I’ve been thinking all day about what the Bloomberg acquisition of BNA will eventually mean in the legal publishing world. I first thought of what it would mean to Westlaw and Lexis, and whether Bloomberg Law would now truly bring some competition to the duopoly we’ve all come to accept (and loathe.) However, what really kept popping into my mind was another vendor, CCH… actually CCH’s parent, Wolters Kluwer. In a way, Bloomberg is becoming what CCH “should have become” years ago but never got its act together to be a true competitor. Wolter Kluwer had all the pieces to be competitive, but persisted in the business model of being a holding company for all of these pieces rather than integrating them into a single platform. Sure, the whole IntelliConnect platform was supposed to work toward integration, but it never really recovered after its initial stumbling out of the gate (although, they have given a lot of effort to rectify that blunder over the past couple of years.)

With Bloomberg now having all cases/statutes/regs plus Dockets, a citator system, and now quality secondary resources, it “should” become a major player in the market. Whether or not it can break into that market is still yet to be determined. WestlawNext and Lexis Advance are still relatively new products, and the whole WestlawNext launch fiasco is finally seeming to settle down (although statistics on the adoption of WLN by current Westlaw subscribers is still a little iffy, in my opinion.)

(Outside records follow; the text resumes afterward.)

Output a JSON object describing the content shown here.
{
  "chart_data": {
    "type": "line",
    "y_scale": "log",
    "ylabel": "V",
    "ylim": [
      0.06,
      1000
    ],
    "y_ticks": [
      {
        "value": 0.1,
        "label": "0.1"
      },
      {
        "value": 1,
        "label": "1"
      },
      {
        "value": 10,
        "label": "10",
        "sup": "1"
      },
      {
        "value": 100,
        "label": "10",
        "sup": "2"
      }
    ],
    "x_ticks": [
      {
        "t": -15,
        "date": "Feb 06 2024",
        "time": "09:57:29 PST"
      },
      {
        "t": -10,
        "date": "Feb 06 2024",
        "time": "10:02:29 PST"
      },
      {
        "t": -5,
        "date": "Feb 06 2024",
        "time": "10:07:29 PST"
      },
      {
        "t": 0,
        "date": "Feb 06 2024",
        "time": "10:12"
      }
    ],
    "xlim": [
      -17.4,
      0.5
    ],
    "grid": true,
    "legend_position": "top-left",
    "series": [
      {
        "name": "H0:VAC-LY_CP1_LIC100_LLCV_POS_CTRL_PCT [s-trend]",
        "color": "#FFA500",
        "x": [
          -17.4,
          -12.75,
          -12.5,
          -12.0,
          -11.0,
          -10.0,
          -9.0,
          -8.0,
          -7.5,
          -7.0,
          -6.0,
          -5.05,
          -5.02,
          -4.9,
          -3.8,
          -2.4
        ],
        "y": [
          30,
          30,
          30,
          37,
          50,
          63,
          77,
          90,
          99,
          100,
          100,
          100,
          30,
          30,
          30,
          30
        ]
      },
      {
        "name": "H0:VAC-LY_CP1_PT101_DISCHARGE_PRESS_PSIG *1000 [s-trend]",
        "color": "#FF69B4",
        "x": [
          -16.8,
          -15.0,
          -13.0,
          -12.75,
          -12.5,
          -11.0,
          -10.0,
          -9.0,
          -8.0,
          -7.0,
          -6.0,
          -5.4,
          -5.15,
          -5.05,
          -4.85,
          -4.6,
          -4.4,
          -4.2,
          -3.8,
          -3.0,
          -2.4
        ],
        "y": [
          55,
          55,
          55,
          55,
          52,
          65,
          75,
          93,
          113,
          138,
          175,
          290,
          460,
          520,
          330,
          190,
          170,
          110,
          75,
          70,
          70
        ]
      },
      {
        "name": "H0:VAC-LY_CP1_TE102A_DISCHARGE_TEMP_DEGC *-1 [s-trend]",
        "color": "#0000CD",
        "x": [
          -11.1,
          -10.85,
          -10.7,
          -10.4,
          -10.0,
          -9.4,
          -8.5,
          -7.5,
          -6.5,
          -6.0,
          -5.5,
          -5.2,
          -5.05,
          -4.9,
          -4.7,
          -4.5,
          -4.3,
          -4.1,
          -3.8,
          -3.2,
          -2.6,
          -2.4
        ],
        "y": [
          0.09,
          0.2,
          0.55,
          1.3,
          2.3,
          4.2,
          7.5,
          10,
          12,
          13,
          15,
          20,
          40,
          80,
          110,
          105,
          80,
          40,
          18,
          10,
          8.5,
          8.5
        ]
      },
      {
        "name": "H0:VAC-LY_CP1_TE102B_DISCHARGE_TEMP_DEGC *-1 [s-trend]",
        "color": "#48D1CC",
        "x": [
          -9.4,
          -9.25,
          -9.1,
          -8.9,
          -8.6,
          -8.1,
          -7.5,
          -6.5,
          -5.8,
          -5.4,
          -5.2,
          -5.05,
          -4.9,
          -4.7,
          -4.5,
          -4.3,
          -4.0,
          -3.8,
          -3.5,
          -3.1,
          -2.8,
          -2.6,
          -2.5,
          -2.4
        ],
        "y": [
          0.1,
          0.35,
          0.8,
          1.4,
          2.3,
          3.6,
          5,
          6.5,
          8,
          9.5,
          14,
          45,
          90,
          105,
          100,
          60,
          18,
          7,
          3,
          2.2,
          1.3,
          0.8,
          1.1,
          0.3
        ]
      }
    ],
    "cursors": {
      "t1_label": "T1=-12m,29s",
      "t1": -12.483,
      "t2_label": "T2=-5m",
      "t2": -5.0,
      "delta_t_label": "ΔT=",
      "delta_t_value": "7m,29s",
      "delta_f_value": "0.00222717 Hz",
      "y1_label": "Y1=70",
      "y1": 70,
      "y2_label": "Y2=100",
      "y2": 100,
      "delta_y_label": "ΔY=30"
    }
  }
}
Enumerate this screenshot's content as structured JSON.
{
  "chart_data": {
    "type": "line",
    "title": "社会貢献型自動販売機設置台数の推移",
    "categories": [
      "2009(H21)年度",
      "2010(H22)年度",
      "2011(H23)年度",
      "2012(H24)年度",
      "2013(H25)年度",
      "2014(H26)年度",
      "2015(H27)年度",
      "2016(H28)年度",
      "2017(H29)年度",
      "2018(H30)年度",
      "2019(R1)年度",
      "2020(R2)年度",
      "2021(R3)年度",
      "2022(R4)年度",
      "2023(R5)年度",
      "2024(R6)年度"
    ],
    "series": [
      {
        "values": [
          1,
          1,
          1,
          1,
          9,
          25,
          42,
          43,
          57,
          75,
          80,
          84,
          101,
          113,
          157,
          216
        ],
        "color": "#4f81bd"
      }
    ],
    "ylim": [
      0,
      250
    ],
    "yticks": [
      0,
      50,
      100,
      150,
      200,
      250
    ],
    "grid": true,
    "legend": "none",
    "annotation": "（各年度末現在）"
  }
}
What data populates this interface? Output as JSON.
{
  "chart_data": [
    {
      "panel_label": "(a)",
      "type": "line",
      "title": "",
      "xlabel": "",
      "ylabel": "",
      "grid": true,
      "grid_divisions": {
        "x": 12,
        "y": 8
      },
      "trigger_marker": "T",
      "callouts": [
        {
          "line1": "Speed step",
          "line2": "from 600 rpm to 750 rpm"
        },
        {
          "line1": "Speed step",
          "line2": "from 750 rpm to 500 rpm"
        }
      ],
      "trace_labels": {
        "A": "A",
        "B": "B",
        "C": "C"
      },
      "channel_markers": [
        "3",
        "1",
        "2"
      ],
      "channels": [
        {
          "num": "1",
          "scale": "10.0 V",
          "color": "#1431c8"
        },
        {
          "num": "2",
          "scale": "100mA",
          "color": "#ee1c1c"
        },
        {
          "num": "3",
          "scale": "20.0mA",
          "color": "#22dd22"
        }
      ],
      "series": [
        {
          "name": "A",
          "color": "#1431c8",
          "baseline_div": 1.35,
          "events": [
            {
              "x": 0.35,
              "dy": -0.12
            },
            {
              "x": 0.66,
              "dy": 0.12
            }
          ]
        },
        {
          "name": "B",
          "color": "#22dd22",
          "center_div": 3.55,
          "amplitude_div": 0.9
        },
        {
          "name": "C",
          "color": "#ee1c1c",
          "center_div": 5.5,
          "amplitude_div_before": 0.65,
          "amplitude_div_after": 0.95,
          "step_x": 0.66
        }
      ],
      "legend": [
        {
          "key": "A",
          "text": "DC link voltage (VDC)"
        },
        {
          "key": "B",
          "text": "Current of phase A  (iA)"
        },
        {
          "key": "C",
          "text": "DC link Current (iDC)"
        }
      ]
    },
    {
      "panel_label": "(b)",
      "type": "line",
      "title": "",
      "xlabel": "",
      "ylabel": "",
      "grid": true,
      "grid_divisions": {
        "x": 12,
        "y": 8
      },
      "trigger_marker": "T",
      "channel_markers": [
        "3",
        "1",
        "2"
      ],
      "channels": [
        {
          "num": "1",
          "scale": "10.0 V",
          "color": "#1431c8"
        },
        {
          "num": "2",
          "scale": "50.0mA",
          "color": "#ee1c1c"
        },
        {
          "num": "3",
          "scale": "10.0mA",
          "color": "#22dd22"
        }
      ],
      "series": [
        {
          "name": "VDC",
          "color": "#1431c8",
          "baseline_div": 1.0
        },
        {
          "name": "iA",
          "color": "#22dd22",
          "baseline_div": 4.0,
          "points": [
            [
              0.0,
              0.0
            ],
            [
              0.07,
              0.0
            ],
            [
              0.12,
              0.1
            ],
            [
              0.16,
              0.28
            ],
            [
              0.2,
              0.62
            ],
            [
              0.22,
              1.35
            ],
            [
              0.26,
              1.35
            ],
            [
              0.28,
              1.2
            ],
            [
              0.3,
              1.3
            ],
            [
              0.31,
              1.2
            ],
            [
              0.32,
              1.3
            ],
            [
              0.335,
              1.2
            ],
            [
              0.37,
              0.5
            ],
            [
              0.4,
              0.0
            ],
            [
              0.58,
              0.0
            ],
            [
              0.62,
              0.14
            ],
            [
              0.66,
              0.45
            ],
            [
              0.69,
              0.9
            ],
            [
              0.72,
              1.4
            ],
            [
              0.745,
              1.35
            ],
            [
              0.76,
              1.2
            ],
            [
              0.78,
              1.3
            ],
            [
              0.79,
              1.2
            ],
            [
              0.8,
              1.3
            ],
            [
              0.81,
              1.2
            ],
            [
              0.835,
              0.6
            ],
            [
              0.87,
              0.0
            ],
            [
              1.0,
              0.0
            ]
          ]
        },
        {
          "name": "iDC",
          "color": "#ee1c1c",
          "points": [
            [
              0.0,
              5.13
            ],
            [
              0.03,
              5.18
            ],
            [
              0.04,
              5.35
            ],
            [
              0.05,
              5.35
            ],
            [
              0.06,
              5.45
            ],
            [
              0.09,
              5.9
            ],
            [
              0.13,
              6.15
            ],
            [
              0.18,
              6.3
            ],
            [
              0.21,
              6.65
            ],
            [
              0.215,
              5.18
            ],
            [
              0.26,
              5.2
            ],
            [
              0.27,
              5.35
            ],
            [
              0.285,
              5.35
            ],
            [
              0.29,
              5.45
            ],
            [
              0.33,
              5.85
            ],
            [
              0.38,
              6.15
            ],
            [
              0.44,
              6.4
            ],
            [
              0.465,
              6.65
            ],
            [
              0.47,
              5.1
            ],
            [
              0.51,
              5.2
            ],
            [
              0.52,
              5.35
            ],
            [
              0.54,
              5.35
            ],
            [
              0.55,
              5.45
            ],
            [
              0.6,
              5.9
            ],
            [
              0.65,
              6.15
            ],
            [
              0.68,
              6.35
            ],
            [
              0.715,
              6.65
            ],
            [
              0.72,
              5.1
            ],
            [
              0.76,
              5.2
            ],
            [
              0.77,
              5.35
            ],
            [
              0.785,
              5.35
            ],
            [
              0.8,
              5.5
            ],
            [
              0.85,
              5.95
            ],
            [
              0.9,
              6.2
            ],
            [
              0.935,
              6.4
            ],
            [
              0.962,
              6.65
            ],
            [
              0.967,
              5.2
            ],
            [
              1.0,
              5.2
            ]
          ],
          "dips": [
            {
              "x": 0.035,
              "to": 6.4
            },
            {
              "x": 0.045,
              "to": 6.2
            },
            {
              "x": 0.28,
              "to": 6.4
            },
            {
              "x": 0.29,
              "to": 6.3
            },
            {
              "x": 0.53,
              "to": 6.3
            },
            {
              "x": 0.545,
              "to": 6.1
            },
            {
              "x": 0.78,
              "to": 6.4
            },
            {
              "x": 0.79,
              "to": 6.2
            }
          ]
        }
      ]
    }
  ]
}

The biggest mistake that Bloomberg can make right now is assuming that they can be competitive simply because they are not Westlaw or Lexis. They bombed at that approach with the whole BLAW launch a few years ago (along with that awful interface.) Bloomberg better come in with some serious pricing deals for firms willing to take them on. Bloomberg needs to get “in the door” of these firms and be on the desktop, laptop, and or iPadtop of attorneys, paralegals and librarians. Right now, Bloomberg needs to learn to speak the language of those in charge of buying law firm research products… “price sells!”

The second biggest mistake that Bloomberg could make is screwing with existing BNA contracts and access points. If they want to see customers bolt for BNA’s competitors, simply tell them that they’ll have to move off of the current platform and onto Bloomberg’s black-and-orange platform. Now is the time to lure customers into the whole Bloomberg Law platform (now improved with BNA!!) It is not the time to bring in ultimatums of move over or lose access.

Although many of us are sad to see an employee-owned organization like BNA go away and merge into the one-employee owned Bloomberg product, I think this may eventually fill all those empty spots that Bloomberg currently has in content, and even make the BNA materials better over time. At least we can be happy that Thomson Reuters or Reed Elsevier didn’t get their hands on BNA.

After a little thinking, I think this acquisition will turn out okay and will finally give Wexis some real competition in the legal publishing and financial news market. I’ve been harping that Bloomberg was too narrowly focused (mainly at big law firms in Manhattan). Now, they step out of NYC and try to take over the (legal publishing) world!